А рядовой Попов, как это часто встречается в жизни, имел неосторожность не только быть сыном своего «большого начальника» папы, но и, будучи от рождения полной тюхой, на уставной окрик старшины: «Рядовой Попов!» вместо четкого, простого и однозначного «я!» позволял себе спрашивать: «А-а?» Вот и вся потеха, ан подишь ты! (В этом непосредственном «А-а?», на мой взгляд, есть какое-то доброе желание продолжить разговор: «Простите, не смогли бы вы повторить вопрос свой. Только боязнь обременить Вас заставляет облечь просьбу мою в односложное „А-а?“ Нет? Не знаю. А мне показалось, что все это здесь есть, наличествует... ну да ладно).
И что же? В течение долгого времени постоянно «нерадивый» рядовой Попов вместо «я!», словно у него самого никогда в жизни не было и не предвиделось впереди этого собственного «я», отвечал вопросом «А-а?», за что с тем же завидным постоянством каждый раз получал «два наряда вне очередь!!!»
Самое невероятное во всей этой поучительной истории (не знаю, правда, кого и чему она учит, но вот так вдруг написалось) — так это то, что проступок-то один, а наряда — два!

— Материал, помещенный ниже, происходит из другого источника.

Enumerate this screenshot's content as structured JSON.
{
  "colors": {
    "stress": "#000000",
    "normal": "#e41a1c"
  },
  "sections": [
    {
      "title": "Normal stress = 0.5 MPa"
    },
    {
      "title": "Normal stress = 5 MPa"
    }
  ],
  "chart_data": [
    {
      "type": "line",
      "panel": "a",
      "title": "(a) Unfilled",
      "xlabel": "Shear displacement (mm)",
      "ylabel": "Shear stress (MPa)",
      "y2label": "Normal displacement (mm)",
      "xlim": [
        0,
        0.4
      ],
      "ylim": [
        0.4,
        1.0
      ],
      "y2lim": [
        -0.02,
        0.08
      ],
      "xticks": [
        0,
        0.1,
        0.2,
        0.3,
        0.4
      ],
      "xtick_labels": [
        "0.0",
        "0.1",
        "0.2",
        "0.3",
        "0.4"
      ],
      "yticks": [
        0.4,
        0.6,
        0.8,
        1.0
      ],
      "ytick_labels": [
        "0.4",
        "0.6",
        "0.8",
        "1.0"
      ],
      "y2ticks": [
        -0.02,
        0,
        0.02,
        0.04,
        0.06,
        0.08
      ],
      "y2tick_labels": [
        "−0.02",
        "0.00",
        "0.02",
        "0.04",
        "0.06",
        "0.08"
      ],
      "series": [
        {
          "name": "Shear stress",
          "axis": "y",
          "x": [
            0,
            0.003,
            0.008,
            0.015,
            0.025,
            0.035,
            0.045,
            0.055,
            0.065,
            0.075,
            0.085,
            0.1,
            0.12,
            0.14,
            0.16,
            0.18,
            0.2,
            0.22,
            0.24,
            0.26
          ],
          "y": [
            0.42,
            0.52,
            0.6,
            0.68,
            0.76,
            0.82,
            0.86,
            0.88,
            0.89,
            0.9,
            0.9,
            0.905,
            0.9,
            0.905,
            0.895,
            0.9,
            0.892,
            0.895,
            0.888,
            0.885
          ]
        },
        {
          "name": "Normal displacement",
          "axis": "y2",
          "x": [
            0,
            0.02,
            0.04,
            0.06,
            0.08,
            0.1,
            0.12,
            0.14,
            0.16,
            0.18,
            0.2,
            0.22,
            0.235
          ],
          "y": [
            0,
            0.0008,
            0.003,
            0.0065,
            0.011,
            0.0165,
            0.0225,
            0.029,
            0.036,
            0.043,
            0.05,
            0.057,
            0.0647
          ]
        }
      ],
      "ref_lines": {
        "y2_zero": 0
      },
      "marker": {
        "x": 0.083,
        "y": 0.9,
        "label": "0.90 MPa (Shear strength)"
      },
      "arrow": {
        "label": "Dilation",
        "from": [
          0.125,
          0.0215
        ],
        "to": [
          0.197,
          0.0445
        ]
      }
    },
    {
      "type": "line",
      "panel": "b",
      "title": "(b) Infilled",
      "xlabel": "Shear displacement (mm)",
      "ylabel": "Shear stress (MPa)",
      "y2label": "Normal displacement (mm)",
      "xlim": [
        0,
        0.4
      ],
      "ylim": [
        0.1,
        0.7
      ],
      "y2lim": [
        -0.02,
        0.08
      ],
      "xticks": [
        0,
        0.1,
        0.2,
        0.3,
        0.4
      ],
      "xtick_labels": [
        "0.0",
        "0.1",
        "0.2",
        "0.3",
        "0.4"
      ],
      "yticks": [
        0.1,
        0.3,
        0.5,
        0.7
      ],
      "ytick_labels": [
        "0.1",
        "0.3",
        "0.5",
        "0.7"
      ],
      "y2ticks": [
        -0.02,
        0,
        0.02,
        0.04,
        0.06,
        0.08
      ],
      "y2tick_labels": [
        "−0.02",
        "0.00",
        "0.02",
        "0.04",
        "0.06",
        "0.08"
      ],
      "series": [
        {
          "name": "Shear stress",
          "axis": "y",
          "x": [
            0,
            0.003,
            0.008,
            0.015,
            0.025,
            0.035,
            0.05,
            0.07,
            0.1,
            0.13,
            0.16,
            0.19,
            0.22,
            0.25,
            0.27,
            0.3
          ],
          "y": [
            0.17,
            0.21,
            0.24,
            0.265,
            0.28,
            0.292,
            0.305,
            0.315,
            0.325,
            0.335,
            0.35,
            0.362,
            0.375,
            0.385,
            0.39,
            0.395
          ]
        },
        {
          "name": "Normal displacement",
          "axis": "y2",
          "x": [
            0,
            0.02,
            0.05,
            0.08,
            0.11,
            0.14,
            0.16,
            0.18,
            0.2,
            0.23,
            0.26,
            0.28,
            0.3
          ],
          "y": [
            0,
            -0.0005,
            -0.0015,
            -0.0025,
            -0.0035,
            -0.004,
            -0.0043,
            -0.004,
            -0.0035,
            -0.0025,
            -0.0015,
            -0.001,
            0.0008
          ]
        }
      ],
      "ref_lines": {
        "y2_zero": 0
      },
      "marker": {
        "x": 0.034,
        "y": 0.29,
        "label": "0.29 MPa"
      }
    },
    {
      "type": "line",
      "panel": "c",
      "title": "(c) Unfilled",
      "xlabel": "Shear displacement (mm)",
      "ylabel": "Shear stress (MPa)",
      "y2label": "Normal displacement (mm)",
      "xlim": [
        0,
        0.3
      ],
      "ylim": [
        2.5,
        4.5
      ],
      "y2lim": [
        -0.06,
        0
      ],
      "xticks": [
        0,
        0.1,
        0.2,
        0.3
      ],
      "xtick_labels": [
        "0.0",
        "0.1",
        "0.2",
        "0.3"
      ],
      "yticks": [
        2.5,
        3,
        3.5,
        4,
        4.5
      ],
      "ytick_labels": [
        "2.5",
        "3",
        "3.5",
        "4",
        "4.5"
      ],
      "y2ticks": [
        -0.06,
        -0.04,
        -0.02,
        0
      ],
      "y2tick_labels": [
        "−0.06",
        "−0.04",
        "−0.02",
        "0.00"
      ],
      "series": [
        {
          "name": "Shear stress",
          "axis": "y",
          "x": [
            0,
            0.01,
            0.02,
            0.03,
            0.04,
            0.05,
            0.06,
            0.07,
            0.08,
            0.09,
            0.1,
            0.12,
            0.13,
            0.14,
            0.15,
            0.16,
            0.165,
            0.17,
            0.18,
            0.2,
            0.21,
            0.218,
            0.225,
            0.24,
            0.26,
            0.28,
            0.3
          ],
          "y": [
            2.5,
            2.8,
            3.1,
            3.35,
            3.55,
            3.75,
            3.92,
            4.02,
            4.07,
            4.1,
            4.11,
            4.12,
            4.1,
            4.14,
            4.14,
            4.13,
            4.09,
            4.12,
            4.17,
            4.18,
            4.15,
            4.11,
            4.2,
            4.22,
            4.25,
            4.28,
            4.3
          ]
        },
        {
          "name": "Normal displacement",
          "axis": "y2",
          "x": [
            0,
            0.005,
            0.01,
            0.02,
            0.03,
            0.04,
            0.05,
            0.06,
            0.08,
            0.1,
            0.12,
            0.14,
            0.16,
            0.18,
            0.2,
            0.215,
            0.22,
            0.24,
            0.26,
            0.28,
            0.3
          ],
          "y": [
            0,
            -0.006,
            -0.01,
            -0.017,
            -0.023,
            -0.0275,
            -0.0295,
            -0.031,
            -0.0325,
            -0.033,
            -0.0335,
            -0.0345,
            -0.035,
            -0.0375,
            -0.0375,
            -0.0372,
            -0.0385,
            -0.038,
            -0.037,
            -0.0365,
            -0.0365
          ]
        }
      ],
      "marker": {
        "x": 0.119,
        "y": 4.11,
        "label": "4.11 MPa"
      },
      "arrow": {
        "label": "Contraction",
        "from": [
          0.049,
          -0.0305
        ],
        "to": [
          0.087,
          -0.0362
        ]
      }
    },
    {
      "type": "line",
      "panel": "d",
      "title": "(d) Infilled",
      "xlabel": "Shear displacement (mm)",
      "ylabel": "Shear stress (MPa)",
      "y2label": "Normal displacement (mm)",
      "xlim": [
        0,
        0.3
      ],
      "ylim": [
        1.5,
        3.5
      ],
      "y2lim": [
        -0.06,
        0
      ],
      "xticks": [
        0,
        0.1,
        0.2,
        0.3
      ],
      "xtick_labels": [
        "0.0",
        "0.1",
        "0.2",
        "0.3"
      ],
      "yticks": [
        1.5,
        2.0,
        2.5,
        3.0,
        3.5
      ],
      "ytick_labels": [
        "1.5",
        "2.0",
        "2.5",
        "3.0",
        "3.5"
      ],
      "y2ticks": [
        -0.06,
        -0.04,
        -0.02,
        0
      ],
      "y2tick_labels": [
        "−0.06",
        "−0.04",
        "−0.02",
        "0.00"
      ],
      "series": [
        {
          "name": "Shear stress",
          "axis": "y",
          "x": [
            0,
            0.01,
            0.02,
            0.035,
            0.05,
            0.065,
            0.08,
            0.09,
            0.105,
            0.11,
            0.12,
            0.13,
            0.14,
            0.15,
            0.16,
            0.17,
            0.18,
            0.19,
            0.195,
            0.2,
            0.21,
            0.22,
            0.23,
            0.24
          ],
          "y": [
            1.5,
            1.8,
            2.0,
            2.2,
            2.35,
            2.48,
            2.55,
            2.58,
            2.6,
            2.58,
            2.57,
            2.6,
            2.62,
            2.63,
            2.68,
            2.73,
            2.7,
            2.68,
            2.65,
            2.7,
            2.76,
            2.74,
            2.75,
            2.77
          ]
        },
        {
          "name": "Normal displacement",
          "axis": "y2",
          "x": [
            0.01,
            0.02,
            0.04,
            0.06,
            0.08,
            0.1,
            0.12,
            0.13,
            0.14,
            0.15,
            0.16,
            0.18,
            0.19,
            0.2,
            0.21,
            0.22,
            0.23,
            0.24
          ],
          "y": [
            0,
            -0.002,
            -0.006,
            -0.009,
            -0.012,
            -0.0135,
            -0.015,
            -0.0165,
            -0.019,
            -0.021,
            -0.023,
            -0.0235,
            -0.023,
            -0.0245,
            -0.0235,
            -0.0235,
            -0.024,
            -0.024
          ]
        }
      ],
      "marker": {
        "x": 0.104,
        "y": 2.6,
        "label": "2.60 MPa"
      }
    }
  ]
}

Больше всего Попова ввергало в уныние то, что старшина не оставлял никаких возможностей для подготовки, чтобы сообразить, собраться и ответить правильно. Бывало, тихо, по-домашнему, неторопливо говорил с кем-нибудь и смотрел-то, казалось, совсем в другую сторону, и заботы у него были иные... и вдруг неожиданно, как-то из-за угла, тем же тихим голосом, но только явно злонамеренно и четко, с радостной вкрадчивостью:
— Рядовой Попов!
— А?
— Х... на! Два наряда вне очередь!!! — Все, цель достигнута, спектакль окончен.
Старшина был поразительно стабилен и, как всегда, первым у него следовало слово из заборной клинописи, а затем уж шел приговор о двух нарядах. И Попов сокрушенно шел чистить картошку, а потом, в силу того что нарядов было два, шел чистить и... ну, надо ж было кому-то чистить... это. И чистил.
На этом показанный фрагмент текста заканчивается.